Security of "hash of hashes"

$Y$ is as secure as $X$ in this sense: if you can demonstrate a collision in $Y$, you can demonstrate a collision in $X$ (SHA256).

Here's how: suppose we have a collision in $Y$, that is, two nonidentical vectors $(Data1, Data2, ..., DataN)$ and $(Data1', Data2', ..., DataM')$.

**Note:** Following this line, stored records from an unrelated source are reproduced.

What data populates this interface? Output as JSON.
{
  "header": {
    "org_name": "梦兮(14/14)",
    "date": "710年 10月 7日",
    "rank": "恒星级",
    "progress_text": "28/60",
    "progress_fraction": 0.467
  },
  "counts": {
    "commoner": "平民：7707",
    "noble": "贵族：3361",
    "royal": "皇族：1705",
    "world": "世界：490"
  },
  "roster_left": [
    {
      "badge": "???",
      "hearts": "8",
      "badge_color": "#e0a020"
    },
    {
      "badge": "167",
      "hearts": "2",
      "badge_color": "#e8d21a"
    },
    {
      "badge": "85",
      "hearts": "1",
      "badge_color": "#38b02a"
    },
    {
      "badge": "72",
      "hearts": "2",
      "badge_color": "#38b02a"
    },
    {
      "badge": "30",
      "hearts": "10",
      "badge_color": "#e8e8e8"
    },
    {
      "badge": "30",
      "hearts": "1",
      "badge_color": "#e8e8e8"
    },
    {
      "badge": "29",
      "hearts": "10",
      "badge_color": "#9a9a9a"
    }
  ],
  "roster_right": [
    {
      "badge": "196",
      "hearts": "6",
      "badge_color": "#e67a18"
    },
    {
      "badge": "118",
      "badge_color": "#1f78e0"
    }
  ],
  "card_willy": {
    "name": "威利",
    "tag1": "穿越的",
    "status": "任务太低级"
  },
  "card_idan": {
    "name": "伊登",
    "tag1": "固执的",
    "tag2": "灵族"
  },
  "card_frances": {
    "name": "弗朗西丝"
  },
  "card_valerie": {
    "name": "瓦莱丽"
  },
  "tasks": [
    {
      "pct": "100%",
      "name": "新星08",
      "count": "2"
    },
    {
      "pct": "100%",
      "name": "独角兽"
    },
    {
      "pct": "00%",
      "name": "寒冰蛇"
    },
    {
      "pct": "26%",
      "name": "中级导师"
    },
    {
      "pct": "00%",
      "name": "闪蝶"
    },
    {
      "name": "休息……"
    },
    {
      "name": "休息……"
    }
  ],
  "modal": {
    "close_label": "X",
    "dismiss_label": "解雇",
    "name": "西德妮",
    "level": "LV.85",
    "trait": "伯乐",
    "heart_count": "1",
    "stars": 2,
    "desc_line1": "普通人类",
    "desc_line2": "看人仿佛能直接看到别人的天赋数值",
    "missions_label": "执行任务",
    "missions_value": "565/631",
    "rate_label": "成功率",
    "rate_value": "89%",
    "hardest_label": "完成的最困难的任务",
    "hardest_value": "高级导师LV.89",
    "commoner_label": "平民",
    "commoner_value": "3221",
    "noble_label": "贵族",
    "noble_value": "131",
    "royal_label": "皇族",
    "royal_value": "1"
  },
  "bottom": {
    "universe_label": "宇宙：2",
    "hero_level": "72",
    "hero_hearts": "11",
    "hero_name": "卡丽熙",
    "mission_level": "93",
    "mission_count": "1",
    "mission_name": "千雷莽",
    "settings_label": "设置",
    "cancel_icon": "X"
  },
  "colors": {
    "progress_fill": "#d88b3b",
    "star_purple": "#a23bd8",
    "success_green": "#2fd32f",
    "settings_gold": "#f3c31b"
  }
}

If $N = M$ and $SHA256(DataX) = SHA256(DataX')$ for all $X$, then (ecause we assumed that the vectors were nonidentical, that is, there is an $I$ for which $DataI \ne DataI'$, we have a SHA256 collision $DataI, DataI'$

If $N \ne M$ or if $SHA256(DataI) \ne SHA256(DataI')$ for some $I$, then we have a SHA256 collision between the inputs $SHA256(Data1) || ... || SHA256(DataN)$ and $SHA256(Data1') || ... || SHA256(DataM')$

Hence, if we cannot find a collision in $SHA256$, we cannot find a collision in $Y$

Too long for a comment:

In similar spirit to the other answer, $Y$ is as secure as $X$ in this sense: if you can demonstrate a first pre-image attack in $Y$, you can demonstrate a first pre-image attack in $X$ (SHA256) (this argument does not work for the second pre-image attack, @poncho points out).

Suppose we have a firs pre-image attack in $Y$, that is, we can find some vector $(Data1, Data2, ..., DataN)$ such that

$$SHA256(DataI)=hI,\forall I\in \{1,\ldots,N\},$$ which means that for given $hI$ we can find $DataI.$ This implies that for given $X$ we can find $DataX.$

Note: First pre-image complexity is of course much harder (square the complexity) than the collision complexity.